Le Labo Laurier 62

In the Mix: The Unique Perfumes of New York City

MixByMe ™  inventor and company founder Melanie Werner loves to find the best in the alluring world of fragrance and cosmetics. Every week we’ll share highlights from her coveted travel notebook of what she saw, smelled, and loved while on the road– while she was In the Mix.

Melanie’s travels often take her to New York– a city burgeoning with possibilities. In typical New York fashion, there’s some unique perfumeries that are truly pushing the envelope with interesting scent creations.

 

Unique perfume #1: Le Labo

Unique perfume Le Labo Laurier 62
Le Labo’s Laurier 62 candle, with 63 different ingredients. Image courtesy of the Le Labo website.

“We believe fine perfumery must create a shock – the shock of the new, combined with the shock of the intimately familiar.” -Le Labo manifesto

Le Labo tops Melanie’s list for their off-beat approach to perfumery, which is thoroughly and proudly detailed in their manifesto. And the scents work surprisingly well together. A Le Labo fragrance is named for its one main base ingredient (such as rose or sandalwood), followed by a number, which counts out the total ingredients in the mix (i.e., Vetiver 46). The most complicated of all being the exquisite Laurier 62 candle and home scent (Le Labo describes this one as “a mess”). Trying to identify and explain exactly what’s in one of their perfumes is an exercise in futility– yet also a near necessity as the fragrances are so complex, interesting, and noteworthy.

Last summer when Melanie visited Le Labo’s company headquarters in SOHO, she said, “Divine fragrances waifed through the hallways; I merely had to smell my way to their front door.”

 

Unique perfume #2: Bond No. 9

Unique perfume Bond No. 9 Andy Warhol Lexington Avenue
This scent gives homage to Andy Warhol’s life on Lexington Avenue as an illustrator, mainly of shoes. Image courtesy of the Bond No. 9 website.

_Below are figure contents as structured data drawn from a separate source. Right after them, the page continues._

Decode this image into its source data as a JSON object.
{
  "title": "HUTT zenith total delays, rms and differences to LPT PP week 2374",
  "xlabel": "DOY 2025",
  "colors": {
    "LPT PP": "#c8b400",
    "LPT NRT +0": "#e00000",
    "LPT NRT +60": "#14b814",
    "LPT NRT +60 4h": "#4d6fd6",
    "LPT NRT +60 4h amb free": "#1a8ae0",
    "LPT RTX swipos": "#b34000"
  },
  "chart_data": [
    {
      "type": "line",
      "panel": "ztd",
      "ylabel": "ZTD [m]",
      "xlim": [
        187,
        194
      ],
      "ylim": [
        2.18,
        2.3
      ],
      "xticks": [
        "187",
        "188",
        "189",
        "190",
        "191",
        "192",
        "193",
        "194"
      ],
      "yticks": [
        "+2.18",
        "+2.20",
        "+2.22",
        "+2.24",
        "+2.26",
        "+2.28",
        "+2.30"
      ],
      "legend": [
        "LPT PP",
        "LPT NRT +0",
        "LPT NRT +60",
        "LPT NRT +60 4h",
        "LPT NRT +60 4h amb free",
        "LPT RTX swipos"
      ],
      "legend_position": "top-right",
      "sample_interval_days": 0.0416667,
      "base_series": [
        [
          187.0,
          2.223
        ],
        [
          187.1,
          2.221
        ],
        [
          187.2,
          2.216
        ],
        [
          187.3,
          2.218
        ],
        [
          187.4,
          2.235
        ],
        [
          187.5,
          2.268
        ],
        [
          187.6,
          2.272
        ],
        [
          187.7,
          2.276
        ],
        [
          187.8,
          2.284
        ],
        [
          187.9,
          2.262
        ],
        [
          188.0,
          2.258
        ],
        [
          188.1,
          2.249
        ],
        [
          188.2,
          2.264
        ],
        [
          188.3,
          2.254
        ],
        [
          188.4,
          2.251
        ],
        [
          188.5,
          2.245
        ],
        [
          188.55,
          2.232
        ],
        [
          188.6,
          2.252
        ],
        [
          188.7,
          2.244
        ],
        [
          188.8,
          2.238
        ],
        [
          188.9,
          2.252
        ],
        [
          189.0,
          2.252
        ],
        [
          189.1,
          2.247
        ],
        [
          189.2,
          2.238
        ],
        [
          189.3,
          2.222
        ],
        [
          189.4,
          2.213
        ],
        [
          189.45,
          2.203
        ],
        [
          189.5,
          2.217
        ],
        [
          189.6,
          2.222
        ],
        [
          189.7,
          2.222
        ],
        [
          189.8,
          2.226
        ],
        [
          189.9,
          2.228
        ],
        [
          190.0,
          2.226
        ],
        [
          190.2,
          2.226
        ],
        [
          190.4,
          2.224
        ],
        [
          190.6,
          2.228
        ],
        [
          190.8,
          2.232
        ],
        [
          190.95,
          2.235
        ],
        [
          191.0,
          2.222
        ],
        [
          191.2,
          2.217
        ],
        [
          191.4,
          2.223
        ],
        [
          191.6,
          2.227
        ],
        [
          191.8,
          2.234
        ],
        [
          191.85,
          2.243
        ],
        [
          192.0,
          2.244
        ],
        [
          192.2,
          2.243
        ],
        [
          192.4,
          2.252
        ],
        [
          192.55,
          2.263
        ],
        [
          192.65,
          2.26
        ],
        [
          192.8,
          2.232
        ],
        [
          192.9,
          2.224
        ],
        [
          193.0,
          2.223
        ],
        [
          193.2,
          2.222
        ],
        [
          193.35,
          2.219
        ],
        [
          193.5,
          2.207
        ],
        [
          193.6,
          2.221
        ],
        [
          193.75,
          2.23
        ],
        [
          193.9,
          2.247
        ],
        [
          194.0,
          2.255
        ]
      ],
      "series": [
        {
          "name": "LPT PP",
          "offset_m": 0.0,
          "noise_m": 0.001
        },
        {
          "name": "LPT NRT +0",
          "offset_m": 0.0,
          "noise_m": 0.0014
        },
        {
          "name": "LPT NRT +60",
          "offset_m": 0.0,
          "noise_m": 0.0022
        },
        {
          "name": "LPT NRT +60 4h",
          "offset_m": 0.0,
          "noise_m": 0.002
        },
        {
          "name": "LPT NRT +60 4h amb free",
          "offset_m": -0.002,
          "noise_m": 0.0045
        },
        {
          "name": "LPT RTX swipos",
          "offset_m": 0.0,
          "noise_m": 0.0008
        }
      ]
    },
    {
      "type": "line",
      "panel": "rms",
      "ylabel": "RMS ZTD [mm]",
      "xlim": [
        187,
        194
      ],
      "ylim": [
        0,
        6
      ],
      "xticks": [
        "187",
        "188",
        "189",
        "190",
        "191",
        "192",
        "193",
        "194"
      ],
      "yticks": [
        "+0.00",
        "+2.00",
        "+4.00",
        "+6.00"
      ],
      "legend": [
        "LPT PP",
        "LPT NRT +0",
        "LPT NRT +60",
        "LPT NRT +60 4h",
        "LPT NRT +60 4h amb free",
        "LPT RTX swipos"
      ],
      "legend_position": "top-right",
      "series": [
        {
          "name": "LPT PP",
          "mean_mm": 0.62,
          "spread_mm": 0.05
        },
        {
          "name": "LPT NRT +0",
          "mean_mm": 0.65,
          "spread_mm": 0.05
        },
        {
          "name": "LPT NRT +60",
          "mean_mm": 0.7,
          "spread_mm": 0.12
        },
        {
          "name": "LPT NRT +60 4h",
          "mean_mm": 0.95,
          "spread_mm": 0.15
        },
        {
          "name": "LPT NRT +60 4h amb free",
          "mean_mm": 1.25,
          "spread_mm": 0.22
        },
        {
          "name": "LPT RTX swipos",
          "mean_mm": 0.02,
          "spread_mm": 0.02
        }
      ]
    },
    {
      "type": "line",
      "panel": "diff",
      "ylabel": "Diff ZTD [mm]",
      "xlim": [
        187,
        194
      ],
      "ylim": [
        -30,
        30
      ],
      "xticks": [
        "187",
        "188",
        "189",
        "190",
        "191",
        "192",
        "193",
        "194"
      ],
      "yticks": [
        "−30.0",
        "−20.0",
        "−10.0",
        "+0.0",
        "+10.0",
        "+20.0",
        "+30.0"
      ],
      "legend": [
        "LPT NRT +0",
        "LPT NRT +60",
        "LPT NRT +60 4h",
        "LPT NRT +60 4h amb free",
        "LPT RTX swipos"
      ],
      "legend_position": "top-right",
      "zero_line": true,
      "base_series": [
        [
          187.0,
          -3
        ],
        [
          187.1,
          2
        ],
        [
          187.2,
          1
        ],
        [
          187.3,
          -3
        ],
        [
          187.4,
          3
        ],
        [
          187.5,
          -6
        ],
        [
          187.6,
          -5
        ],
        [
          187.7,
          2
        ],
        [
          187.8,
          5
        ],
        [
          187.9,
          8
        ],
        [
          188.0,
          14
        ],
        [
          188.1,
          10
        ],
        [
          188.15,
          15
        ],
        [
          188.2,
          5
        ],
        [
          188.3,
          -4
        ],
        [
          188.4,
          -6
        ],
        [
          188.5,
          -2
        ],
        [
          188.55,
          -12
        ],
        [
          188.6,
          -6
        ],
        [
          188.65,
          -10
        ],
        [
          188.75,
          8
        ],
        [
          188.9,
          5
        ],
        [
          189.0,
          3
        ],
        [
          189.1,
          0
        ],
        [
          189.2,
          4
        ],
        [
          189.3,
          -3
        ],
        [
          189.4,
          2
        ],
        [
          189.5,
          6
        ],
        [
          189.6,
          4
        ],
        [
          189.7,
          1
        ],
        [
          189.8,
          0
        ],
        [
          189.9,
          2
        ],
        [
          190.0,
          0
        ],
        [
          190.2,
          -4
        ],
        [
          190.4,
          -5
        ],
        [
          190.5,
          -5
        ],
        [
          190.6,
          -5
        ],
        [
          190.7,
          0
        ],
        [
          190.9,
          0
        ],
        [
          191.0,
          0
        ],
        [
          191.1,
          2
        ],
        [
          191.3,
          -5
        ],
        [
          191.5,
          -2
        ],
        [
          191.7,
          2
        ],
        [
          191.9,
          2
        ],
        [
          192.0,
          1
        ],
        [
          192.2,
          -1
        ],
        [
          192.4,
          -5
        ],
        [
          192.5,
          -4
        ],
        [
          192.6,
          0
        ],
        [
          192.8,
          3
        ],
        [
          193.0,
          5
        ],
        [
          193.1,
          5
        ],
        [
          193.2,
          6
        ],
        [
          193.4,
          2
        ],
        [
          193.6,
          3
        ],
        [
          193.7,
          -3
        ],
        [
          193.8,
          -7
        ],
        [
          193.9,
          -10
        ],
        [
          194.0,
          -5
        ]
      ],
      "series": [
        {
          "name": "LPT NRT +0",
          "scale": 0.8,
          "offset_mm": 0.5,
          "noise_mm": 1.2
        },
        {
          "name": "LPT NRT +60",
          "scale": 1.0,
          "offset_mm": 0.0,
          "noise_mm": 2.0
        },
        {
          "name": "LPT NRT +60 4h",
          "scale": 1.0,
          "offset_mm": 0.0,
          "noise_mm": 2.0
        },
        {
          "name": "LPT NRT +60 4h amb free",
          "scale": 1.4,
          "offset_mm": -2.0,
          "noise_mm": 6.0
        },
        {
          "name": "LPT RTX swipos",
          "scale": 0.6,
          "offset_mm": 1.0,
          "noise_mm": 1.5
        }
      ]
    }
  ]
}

“Bond No. 9 collection has a dual mission: restore artistry to perfumery, and mark every New York neighborhood with a scent of its own.” -Bond No. 9 philosophy

Bond No. 9 pays loving homage to New York through both its name (the headquarters boutique is at 9 Bond Street, in NoHo) and its full-blown fragrance collection. Each scent is formulated around a neighborhood in one of the five boroughs, with a focus on Manhattan, and is produced in the metro area. With each blend featuring an 18-22% concentration of pure perfume oil, Bond No. 9 perfumes are also known as some of the strongest on the market. The company also collaborated with the Andy Warhol Foundation to create unique scents packaged in bottles featuring Warhol’s artwork (and Warhol is a Pittsburgh native just like Melanie!).

 

Unique perfume #3: Frédéric Malle

Unique perfume Frédéric Malle Dominique Ropion Portrait of a Lady
Dominique Ropion composed ‘Portrait of a Lady’ with high doses of rose essence and patchouli heart. Image courtesy of the Frédéric Malle website.

“Eliminate all that is superfluous or merely decorative.”  -Frédéric Malle’s credo

For Frédéric Malle, the nose is everything. Malle created the Editions de Parfums, which is bringing perfumery back to its basics by having the world’s greatest perfumers, or “noses,” compose exclusive, creative fragrances to be sold directly under their own names. Each blend is a highly original scent perfected to the unique olfactory preferences of each highly skilled nose. Malle asks that the noses not just make “pretty scents” but craft fragrances that enrapture and embrace the body of each wearer, while still remaining true to the noses’ original visions.